The Militant (logo)  

Vol. 71/No. 31      September 3, 2007

 
Socialist revolution requires a disciplined party
(Books of the Month column)
 
Below is an excerpt from The Struggle for a Proletarian Party by James P. Cannon, a founder of the U.S. Communist Party in 1919 and of the Socialist Workers Party in 1938. It is one of Pathfinder's Books of the Month in August. This book is both a manual of Leninist party organization and the record of a significant political struggle within the Socialist Workers Party in 1939-40. In face of the outbreak of World War II, under the pressure of the imperialist war drive, a petty-bourgeois faction split from the party. James Burnham, referred to in the selection below, was a leader of that faction. After leaving the party he became an open anticommunist. He worked for a while for the CIA and later became editor of the right-wing National Review. Copyright © 1972 by Pathfinder Press. Reprinted by permission.

BY JAMES P. CANNON  
As long as the real scope of the political and theoretical disputes remained undetermined the talk about the organization question contributed, and could contribute, nothing but confusion. But, now that the fundamental political issues are fully clarified, now that the two camps have taken their position along fundamental lines, it is possible and perhaps feasible to take up the organization question for discussion in its proper setting and in its proper place—as an important but subordinate issue; as an expression in organizational terms of the political differences, but not as a substitute for them.

The fundamental conflict between the proletarian and the petty-bourgeois tendencies expresses itself at every turn in questions of the party organization. But involved in this secondary conflict are not little incidents, grievances, personal friction, and similar small change which are a common feature in the life of every organization. The dispute goes deeper. We are at war with Burnham and the Burnhamites over the fundamental question of the character of the party. Burnham, who is completely alien to the program and traditions of Bolshevism, is no less hostile to its “organizational methods.” He is much nearer in spirit to Souvarine and all the decadents, skeptics, and renegades of Bolshevism than to the spirit of Lenin and his terrible “regime.”

Burnham is concerned first of all with “democratic guarantees” against degeneration of the party after the revolution. We are concerned first of all with building a party that will be capable of leading the revolution. Burnham's conception of party democracy is that of a perpetual talking shop in which discussions go on forever and nothing is ever firmly decided. (See the resolution of the Cleveland Conference!) Consider his “new” invention—a party with two different public organs defending two different and antagonistic programs! Like all the rest of Burnham's independent ideas, that is simply plagiarism from alien sources. It is not difficult to recognize in this brilliant scheme of party organization a rehabilitation of [Socialist Party leader] Norman Thomas' ill-fated “all-inclusive party.”
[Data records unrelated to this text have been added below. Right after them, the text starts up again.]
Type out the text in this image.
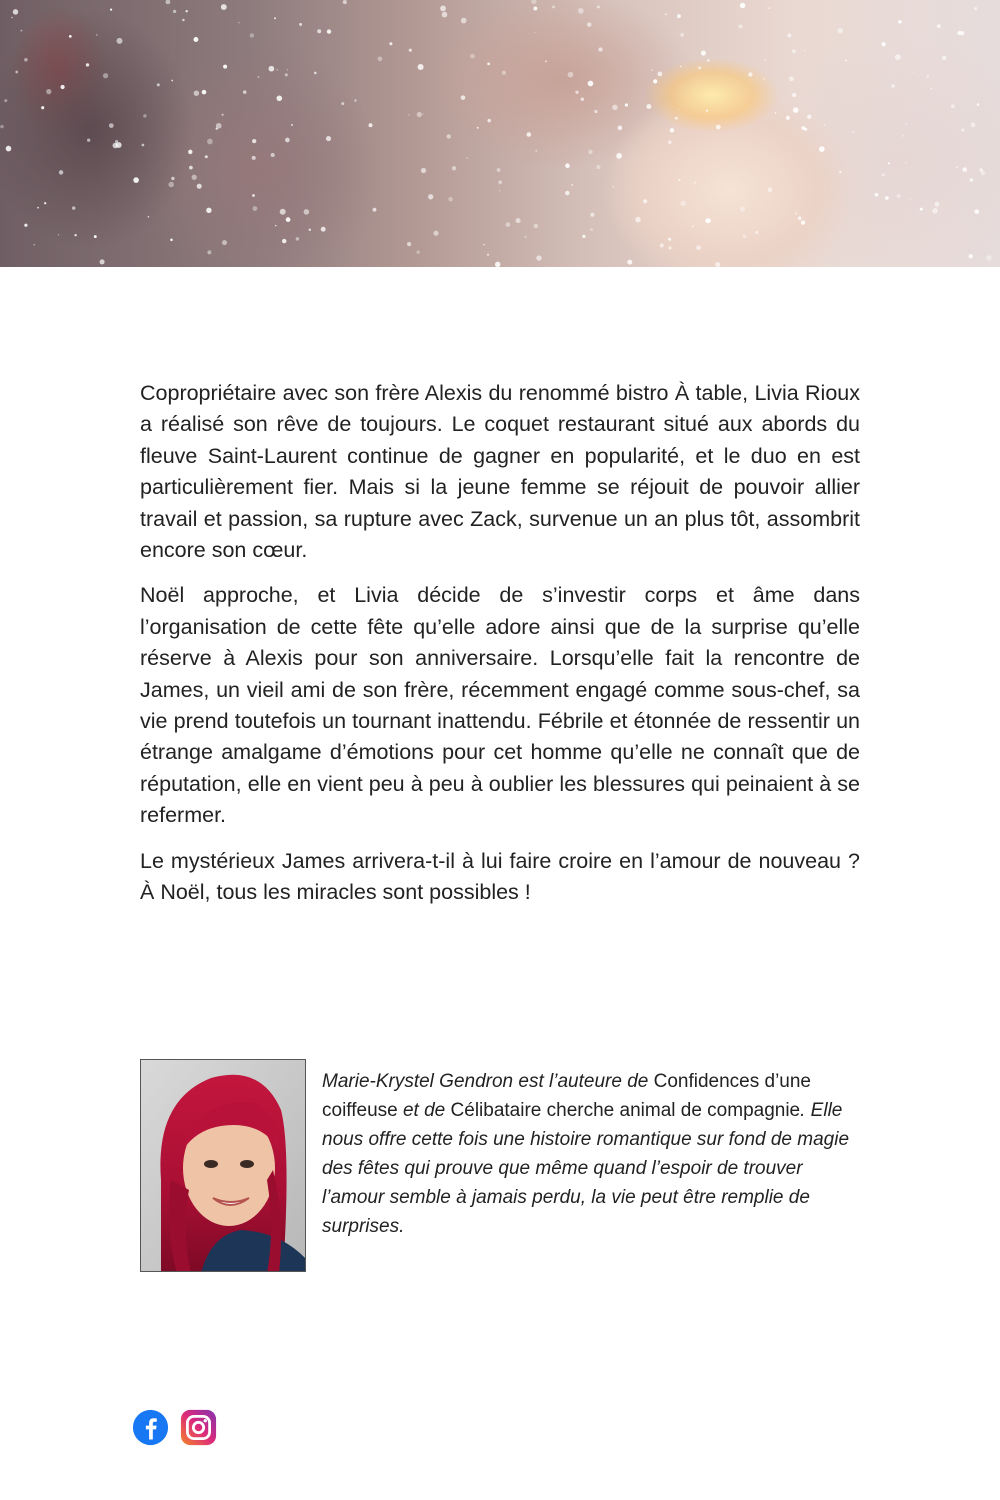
Copropriétaire avec son frère Alexis du renommé bistro À table, Livia Rioux a réalisé son rêve de toujours. Le coquet restaurant situé aux abords du fleuve Saint-Laurent continue de gagner en popularité, et le duo en est particulièrement fier. Mais si la jeune femme se réjouit de pouvoir allier travail et passion, sa rupture avec Zack, survenue un an plus tôt, assombrit encore son cœur.

Noël approche, et Livia décide de s’investir corps et âme dans l’organisation de cette fête qu’elle adore ainsi que de la surprise qu’elle réserve à Alexis pour son anniversaire. Lorsqu’elle fait la rencontre de James, un vieil ami de son frère, récemment engagé comme sous-chef, sa vie prend toutefois un tournant inattendu. Fébrile et étonnée de ressentir un étrange amalgame d’émotions pour cet homme qu’elle ne connaît que de réputation, elle en vient peu à peu à oublier les blessures qui peinaient à se refermer.

Le mystérieux James arrivera-t-il à lui faire croire en l’amour de nouveau ? À Noël, tous les miracles sont possibles !

Marie-Krystel Gendron est l’auteure de Confidences d’une coiffeuse et de Célibataire cherche animal de compagnie. Elle nous offre cette fois une histoire romantique sur fond de magie des fêtes qui prouve que même quand l’espoir de trouver l’amour semble à jamais perdu, la vie peut être remplie de surprises.
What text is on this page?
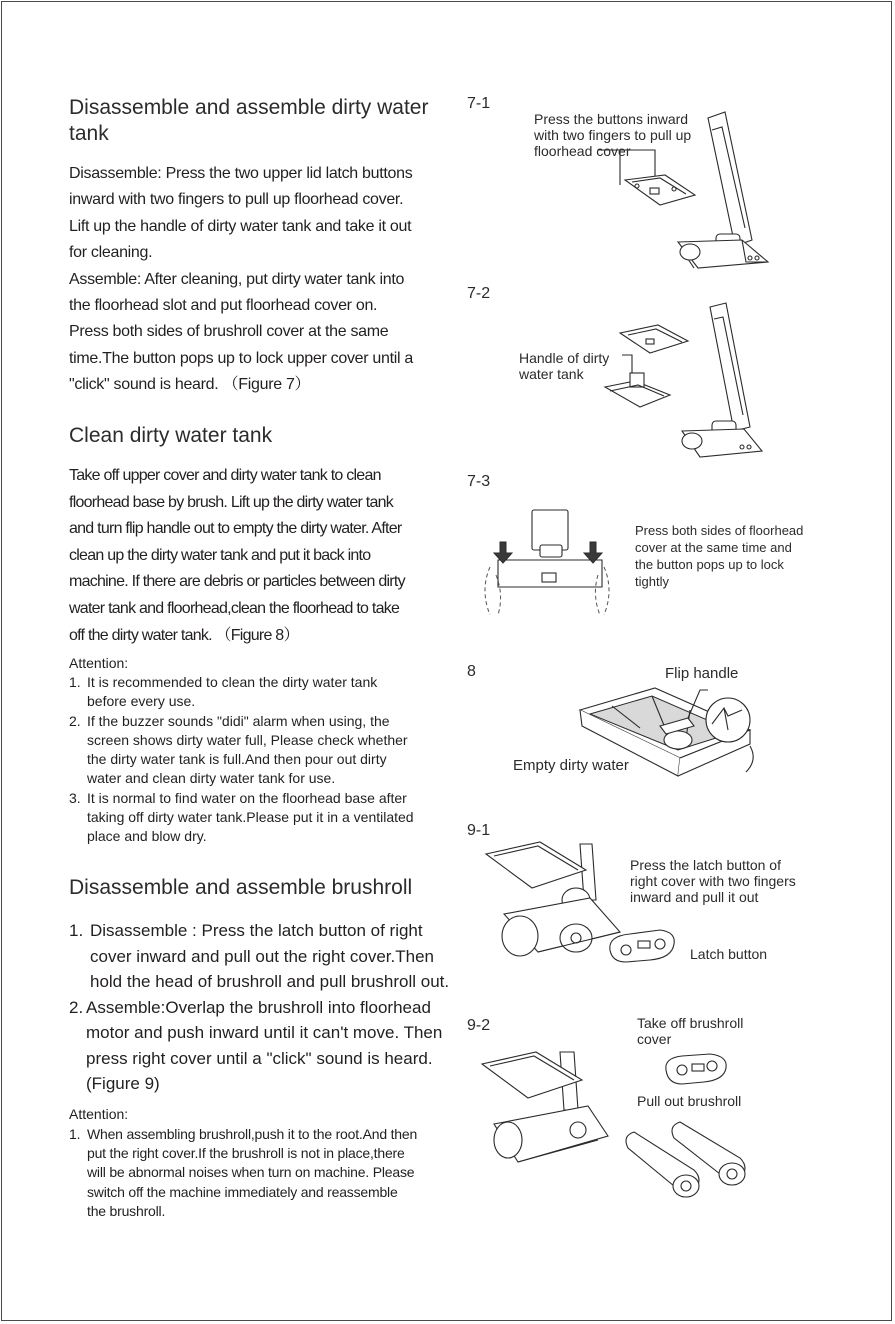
Disassemble and assemble dirty water
tank
Disassemble: Press the two upper lid latch buttons
inward with two fingers to pull up floorhead cover.
Lift up the handle of dirty water tank and take it out
for cleaning.
Assemble: After cleaning, put dirty water tank into
the floorhead slot and put floorhead cover on.
Press both sides of brushroll cover at the same
time.The button pops up to lock upper cover until a
"click" sound is heard. （Figure 7）
Clean dirty water tank
Take off upper cover and dirty water tank to clean
floorhead base by brush. Lift up the dirty water tank
and turn flip handle out to empty the dirty water. After
clean up the dirty water tank and put it back into
machine. If there are debris or particles between dirty
water tank and floorhead,clean the floorhead to take
off the dirty water tank. （Figure 8）
Attention:
1. It is recommended to clean the dirty water tank
before every use.
2. If the buzzer sounds "didi" alarm when using, the
screen shows dirty water full, Please check whether
the dirty water tank is full.And then pour out dirty
water and clean dirty water tank for use.
3. It is normal to find water on the floorhead base after
taking off dirty water tank.Please put it in a ventilated
place and blow dry.
Disassemble and assemble brushroll
1. Disassemble : Press the latch button of right
cover inward and pull out the right cover.Then
hold the head of brushroll and pull brushroll out.
2. Assemble:Overlap the brushroll into floorhead
motor and push inward until it can't move. Then
press right cover until a "click" sound is heard.
(Figure 9)
Attention:
1. When assembling brushroll,push it to the root.And then
put the right cover.If the brushroll is not in place,there
will be abnormal noises when turn on machine. Please
switch off the machine immediately and reassemble
the brushroll.
7-1
Press the buttons inward
with two fingers to pull up
floorhead cover
7-2
Handle of dirty
water tank
7-3
Press both sides of floorhead
cover at the same time and
the button pops up to lock
tightly
8	Flip handle
Empty dirty water
9-1
Press the latch button of
right cover with two fingers
inward and pull it out
Latch button
9-2	Take off brushroll
cover
Pull out brushroll
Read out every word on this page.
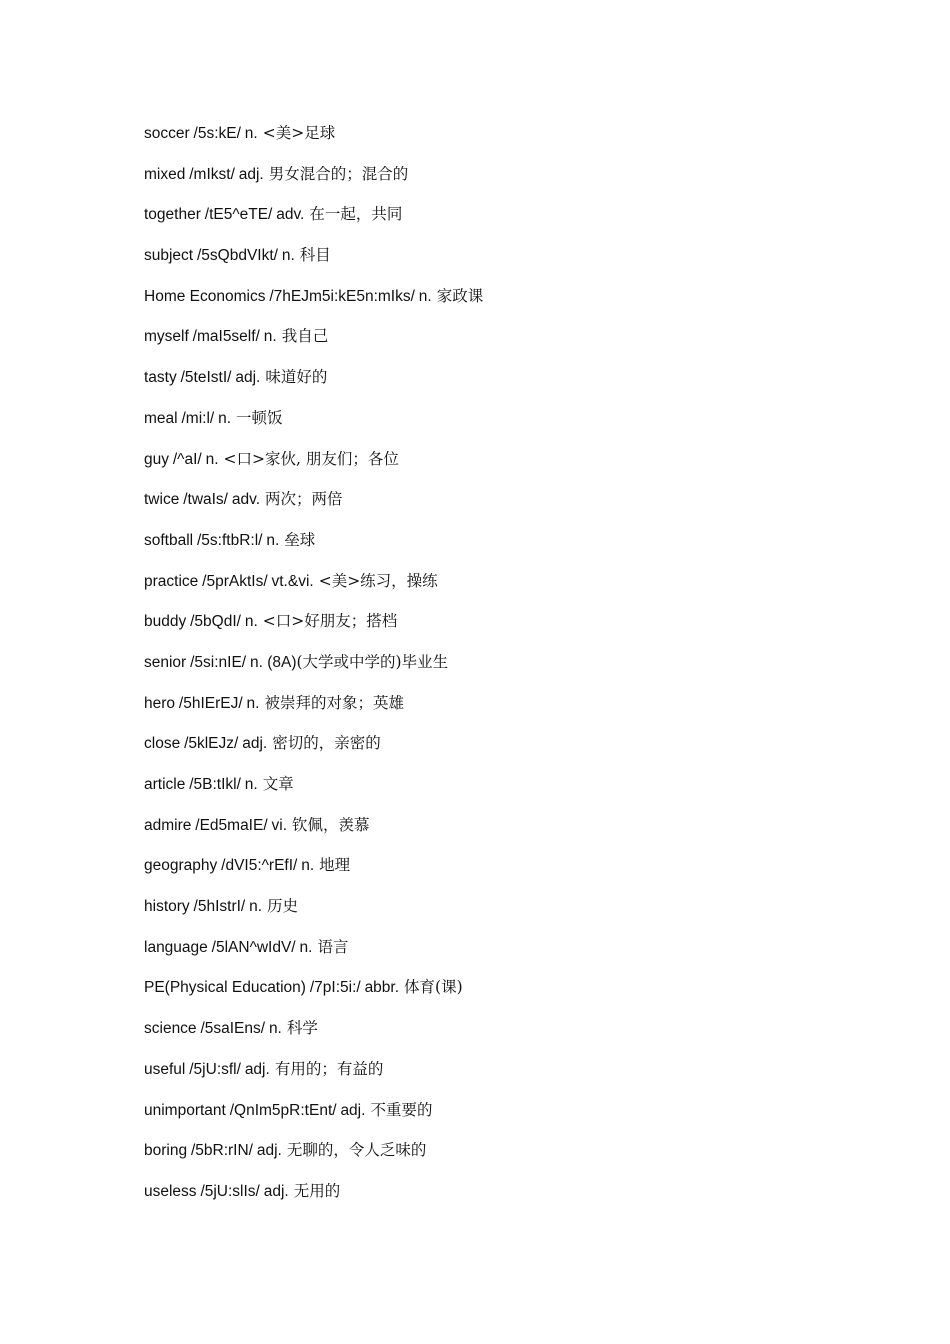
soccer /5s:kE/ n. <美>足球
mixed /mIkst/ adj. 男女混合的；混合的
together /tE5^eTE/ adv. 在一起，共同
subject /5sQbdVIkt/ n. 科目
Home Economics /7hEJm5i:kE5n:mIks/ n. 家政课
myself /maI5self/ n. 我自己
tasty /5teIstI/ adj. 味道好的
meal /mi:l/ n. 一顿饭
guy /^aI/ n. <口>家伙, 朋友们；各位
twice /twaIs/ adv. 两次；两倍
softball /5s:ftbR:l/ n. 垒球
practice /5prAktIs/ vt.&vi. <美>练习，操练
buddy /5bQdI/ n. <口>好朋友；搭档
senior /5si:nIE/ n. (8A)(大学或中学的)毕业生
hero /5hIErEJ/ n. 被崇拜的对象；英雄
close /5klEJz/ adj. 密切的，亲密的
article /5B:tIkl/ n. 文章
admire /Ed5maIE/ vi. 钦佩，羡慕
geography /dVI5:^rEfI/ n. 地理
history /5hIstrI/ n. 历史
language /5lAN^wIdV/ n. 语言
PE(Physical Education) /7pI:5i:/ abbr. 体育(课)
science /5saIEns/ n. 科学
useful /5jU:sfl/ adj. 有用的；有益的
unimportant /QnIm5pR:tEnt/ adj. 不重要的
boring /5bR:rIN/ adj. 无聊的，令人乏味的
useless /5jU:slIs/ adj. 无用的
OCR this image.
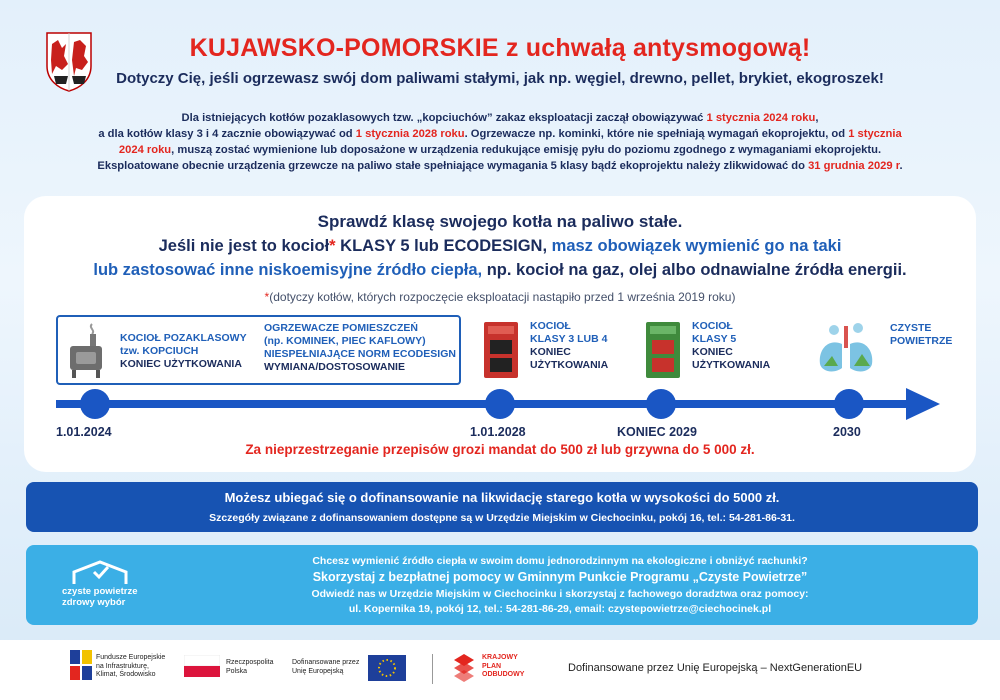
KUJAWSKO-POMORSKIE z uchwałą antysmogową!
Dotyczy Cię, jeśli ogrzewasz swój dom paliwami stałymi, jak np. węgiel, drewno, pellet, brykiet, ekogroszek!
Dla istniejących kotłów pozaklasowych tzw. „kopciuchów” zakaz eksploatacji zaczął obowiązywać 1 stycznia 2024 roku,
a dla kotłów klasy 3 i 4 zacznie obowiązywać od 1 stycznia 2028 roku. Ogrzewacze np. kominki, które nie spełniają wymagań ekoprojektu, od 1 stycznia
2024 roku, muszą zostać wymienione lub doposażone w urządzenia redukujące emisję pyłu do poziomu zgodnego z wymaganiami ekoprojektu.
Eksploatowane obecnie urządzenia grzewcze na paliwo stałe spełniające wymagania 5 klasy bądź ekoprojektu należy zlikwidować do 31 grudnia 2029 r.
Sprawdź klasę swojego kotła na paliwo stałe.
Jeśli nie jest to kocioł* KLASY 5 lub ECODESIGN, masz obowiązek wymienić go na taki
lub zastosować inne niskoemisyjne źródło ciepła, np. kocioł na gaz, olej albo odnawialne źródła energii.
*(dotyczy kotłów, których rozpoczęcie eksploatacji nastąpiło przed 1 września 2019 roku)
KOCIOŁ POZAKLASOWY
tzw. KOPCIUCH
KONIEC UŻYTKOWANIA
OGRZEWACZE POMIESZCZEŃ
(np. KOMINEK, PIEC KAFLOWY)
NIESPEŁNIAJĄCE NORM ECODESIGN
WYMIANA/DOSTOSOWANIE
KOCIOŁ
KLASY 3 LUB 4
KONIEC
UŻYTKOWANIA
KOCIOŁ
KLASY 5
KONIEC
UŻYTKOWANIA
CZYSTE
POWIETRZE
1.01.2024	1.01.2028	KONIEC 2029	2030
Za nieprzestrzeganie przepisów grozi mandat do 500 zł lub grzywna do 5 000 zł.
Możesz ubiegać się o dofinansowanie na likwidację starego kotła w wysokości do 5000 zł.
Szczegóły związane z dofinansowaniem dostępne są w Urzędzie Miejskim w Ciechocinku, pokój 16, tel.: 54-281-86-31.
czyste powietrze
zdrowy wybór
Chcesz wymienić źródło ciepła w swoim domu jednorodzinnym na ekologiczne i obniżyć rachunki?
Skorzystaj z bezpłatnej pomocy w Gminnym Punkcie Programu „Czyste Powietrze”
Odwiedź nas w Urzędzie Miejskim w Ciechocinku i skorzystaj z fachowego doradztwa oraz pomocy:
ul. Kopernika 19, pokój 12, tel.: 54-281-86-29, email: czystepowietrze@ciechocinek.pl
Fundusze Europejskie
na Infrastrukturę,
Klimat, Środowisko
Rzeczpospolita
Polska
Dofinansowane przez
Unię Europejską
KRAJOWY
PLAN
ODBUDOWY
Dofinansowane przez Unię Europejską – NextGenerationEU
Our conception of the party is radically different. For us the party must be a combat organization which leads a determined struggle for power. The Bolshevik party which leads the struggle for power needs not only internal democracy. It also requires an imperious centralism and an iron discipline in action. It requires a proletarian composition conforming to its proletarian program. The Bolshevik party cannot be led by dilettantes whose real interests and real lives are in another and alien world. It requires an active professional leadership, composed of individuals democratically selected and democratically controlled, who devote their entire lives to the party, and who find in the party and in its multiform activities in a proletarian environment, complete personal satisfaction.

For the proletarian revolutionist the party is the concentrated expression of his life purpose, and he is bound to it for life and death. He preaches and practices party patriotism, because he knows that his socialist ideal cannot be realized without the party. In his eyes the crime of crimes is disloyalty or irresponsibility toward the party. The proletarian revolutionist is proud of his party. He defends it before the world on all occasions. The proletarian revolutionist is a disciplined man, since the party cannot exist as a combat organization without discipline. When he finds himself in the minority, he loyally submits to the decision of the party and carries out its decisions, while he awaits new events to verify the disputes or new opportunities to discuss them again.

The petty-bourgeois attitude toward the party, which Burnham represents, is the opposite of all this. The petty-bourgeois character of the opposition is shown in their attitude toward the party, their conception of the party, even in their method of complaining and whining about the “grievances,” as unfailingly as in their light-minded attitude toward our program, our doctrine, and our tradition.

The petty-bourgeois intellectual, who wants to teach and guide the labor movement without participating in it, feels only loose ties to the party and is always full of “grievances” against it. The moment his toes are stepped on, or he is rebuffed, he forgets all about the interests of the movement and remembers only that his feelings have been hurt; the revolution may be important, but the wounded vanity of a petty-bourgeois intellectual is more important. He is all for discipline when he is laying down the law to others, but as soon as he finds himself in a minority, he begins to deliver ultimatums and threats of split to the party majority.